Jakuzi ve ıstakoz 

Jakuzi ve ıstakoz 

Istakoz fotoğrafı jakuziden farklı, çünkü saatlerce anlatacağımız birçok şeyi bir karede toplumun her kesimine göstermiş oluyor. Burada önemli olan ıstakozun fiyatı falan değil, ıstakozun varlığında simgeleşen halktan kopukluk ve israf ekonomisinden kimlerin, nasıl yararlandığı. 
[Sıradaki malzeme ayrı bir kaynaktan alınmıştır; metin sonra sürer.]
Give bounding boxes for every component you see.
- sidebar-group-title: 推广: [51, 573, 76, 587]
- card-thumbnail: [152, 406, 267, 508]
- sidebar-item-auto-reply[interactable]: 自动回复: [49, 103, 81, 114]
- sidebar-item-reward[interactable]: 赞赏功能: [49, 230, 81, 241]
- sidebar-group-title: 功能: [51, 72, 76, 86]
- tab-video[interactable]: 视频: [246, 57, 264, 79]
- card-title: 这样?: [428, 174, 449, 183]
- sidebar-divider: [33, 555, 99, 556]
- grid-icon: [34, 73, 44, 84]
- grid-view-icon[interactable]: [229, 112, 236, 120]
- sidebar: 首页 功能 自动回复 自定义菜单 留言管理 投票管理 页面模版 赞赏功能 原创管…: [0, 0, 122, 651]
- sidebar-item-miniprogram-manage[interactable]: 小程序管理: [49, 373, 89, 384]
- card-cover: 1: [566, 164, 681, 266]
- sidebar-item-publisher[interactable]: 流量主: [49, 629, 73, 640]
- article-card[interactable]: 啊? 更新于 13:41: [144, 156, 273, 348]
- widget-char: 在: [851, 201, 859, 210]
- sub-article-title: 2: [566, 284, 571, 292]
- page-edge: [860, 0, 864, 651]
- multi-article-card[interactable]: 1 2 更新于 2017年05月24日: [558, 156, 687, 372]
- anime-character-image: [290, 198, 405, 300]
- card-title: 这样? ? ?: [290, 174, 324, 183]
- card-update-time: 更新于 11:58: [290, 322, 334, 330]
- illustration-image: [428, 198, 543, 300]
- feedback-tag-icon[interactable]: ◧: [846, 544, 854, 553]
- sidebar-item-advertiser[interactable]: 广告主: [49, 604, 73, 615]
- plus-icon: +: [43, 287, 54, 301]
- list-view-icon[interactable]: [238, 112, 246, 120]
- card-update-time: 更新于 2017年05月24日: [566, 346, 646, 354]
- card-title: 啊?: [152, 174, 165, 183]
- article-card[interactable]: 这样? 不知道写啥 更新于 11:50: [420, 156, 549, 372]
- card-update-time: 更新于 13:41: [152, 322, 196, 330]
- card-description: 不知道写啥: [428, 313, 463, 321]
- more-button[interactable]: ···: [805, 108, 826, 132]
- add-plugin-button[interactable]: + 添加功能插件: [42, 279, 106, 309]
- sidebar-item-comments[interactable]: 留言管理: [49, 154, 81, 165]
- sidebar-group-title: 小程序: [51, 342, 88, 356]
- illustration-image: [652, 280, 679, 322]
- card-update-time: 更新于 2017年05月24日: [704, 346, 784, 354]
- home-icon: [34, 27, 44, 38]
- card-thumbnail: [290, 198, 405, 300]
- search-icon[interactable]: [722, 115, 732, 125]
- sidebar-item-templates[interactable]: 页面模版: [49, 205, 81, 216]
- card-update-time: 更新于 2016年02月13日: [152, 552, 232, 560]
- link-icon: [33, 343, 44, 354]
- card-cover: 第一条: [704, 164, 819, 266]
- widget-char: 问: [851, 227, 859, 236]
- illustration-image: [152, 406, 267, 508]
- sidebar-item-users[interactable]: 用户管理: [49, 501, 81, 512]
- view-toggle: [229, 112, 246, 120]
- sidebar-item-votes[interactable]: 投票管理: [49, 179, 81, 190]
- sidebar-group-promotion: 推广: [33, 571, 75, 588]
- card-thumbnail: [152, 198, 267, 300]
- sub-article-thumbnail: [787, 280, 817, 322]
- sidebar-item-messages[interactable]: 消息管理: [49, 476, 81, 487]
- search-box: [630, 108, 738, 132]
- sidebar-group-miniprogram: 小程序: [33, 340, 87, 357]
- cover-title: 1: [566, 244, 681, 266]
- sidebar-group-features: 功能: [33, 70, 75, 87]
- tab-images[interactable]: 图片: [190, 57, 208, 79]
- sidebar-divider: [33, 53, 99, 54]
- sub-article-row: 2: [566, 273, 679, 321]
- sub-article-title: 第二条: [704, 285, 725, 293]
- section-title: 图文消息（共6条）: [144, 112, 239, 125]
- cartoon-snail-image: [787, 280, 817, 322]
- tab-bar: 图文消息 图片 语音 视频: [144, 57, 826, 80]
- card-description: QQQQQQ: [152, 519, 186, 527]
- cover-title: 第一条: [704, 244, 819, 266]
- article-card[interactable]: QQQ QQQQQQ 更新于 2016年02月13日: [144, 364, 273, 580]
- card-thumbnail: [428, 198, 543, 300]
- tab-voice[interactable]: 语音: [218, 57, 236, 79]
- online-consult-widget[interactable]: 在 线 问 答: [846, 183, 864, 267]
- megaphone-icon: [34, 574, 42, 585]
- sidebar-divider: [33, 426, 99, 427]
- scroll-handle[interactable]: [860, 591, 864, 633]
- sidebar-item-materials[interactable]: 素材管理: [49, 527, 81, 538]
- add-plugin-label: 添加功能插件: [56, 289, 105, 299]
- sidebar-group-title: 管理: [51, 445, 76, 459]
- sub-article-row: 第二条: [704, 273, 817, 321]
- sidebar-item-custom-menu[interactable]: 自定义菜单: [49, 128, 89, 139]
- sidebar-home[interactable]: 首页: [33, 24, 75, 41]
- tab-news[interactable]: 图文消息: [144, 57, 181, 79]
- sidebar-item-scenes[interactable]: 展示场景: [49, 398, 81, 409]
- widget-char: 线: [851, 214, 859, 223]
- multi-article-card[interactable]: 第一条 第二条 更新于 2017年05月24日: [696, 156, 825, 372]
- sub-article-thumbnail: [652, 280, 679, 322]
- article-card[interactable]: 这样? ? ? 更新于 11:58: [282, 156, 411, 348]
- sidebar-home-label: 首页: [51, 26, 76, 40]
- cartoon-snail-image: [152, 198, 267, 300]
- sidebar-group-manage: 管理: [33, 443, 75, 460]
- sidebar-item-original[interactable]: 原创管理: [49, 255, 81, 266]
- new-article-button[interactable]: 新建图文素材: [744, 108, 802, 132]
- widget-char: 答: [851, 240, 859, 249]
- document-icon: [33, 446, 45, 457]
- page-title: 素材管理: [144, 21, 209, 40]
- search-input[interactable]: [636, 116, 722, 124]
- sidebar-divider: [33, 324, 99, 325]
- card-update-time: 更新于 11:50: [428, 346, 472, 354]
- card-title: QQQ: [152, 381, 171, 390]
14 Mayıs seçimlerinden önce Murat Aksoy’un sıklıkla dikkat çektiği “erken iktidar hastalığı” rahatlıkla kazanılabilecek bir seçimin kaybedilmesine yol açmıştı.

31 Mart’taki büyük başarı, muhalefetin önüne büyük bir fırsat sundu.

Artık Türkiye’nin birinci partisi AKP değil, Türkiye Raporu’nun son verilerine göre seçimden sonuçları sadece bir tepki olarak görülmemeli, muhalefet bu imkânı değerlendirdiği takdirde bir sonraki seçimde iktidar olacak.

Fakat son günlerde muhalefetin kendisini manasız bir polemiğin içine çektiğini görüyorum, bu da beni endişelendiriyor, zira bu fırsat “iktidar sarhoşluğu” yüzünden heba edilirse bir daha ele geçmez.

Evvela, hiçbir gereği yokken Sancaktepe Belediyesi’nde jakuzi olduğu söylendi; o jakuziye ait olduğu söylenen bir fotoğraf dolaşıma sokuldu; neticede, ortada bir jakuzi olmadığı ortaya çıktı. Olmayan bir şeyin olduğunu iddia etmenin kime, ne yararı var?

OLMAYAN BİR ŞEYİN OLDUĞUNU İDDİA ETMENİN NE YARARI VAR?

Evvela, hiçbir gereği yokken Sancaktepe Belediyesi’nde jakuzi olduğu söylendi; saniyen, o jakuziye ait olduğu söylenen bir fotoğraf dolaşıma sokuldu; neticede, ortada bir jakuzi olmadığı ortaya çıktı.

Olmayan bir şeyin olduğunu iddia etmenin kime, ne yararı var?

Velev ki jakuzi de yaptırmışlar, bizim için önemli olan böylesine tekil yolsuzluk örneklerini mi yayınlamak yoksa bütün belediyelerin batık olduğunun ortaya konması mı?

İsrafın hepsini göstermek, merkezi idare desteği olmaksızın ödenmesi mümkün olmayan borçları ifşa etmek, bu tarz belediyeciliğin hizmet değil israf olduğunu anlatmak mı daha önemli yoksa Sancaktepe Belediyesi’nin Başkanlık Katı’nda jakuzi olup olmadığı mı?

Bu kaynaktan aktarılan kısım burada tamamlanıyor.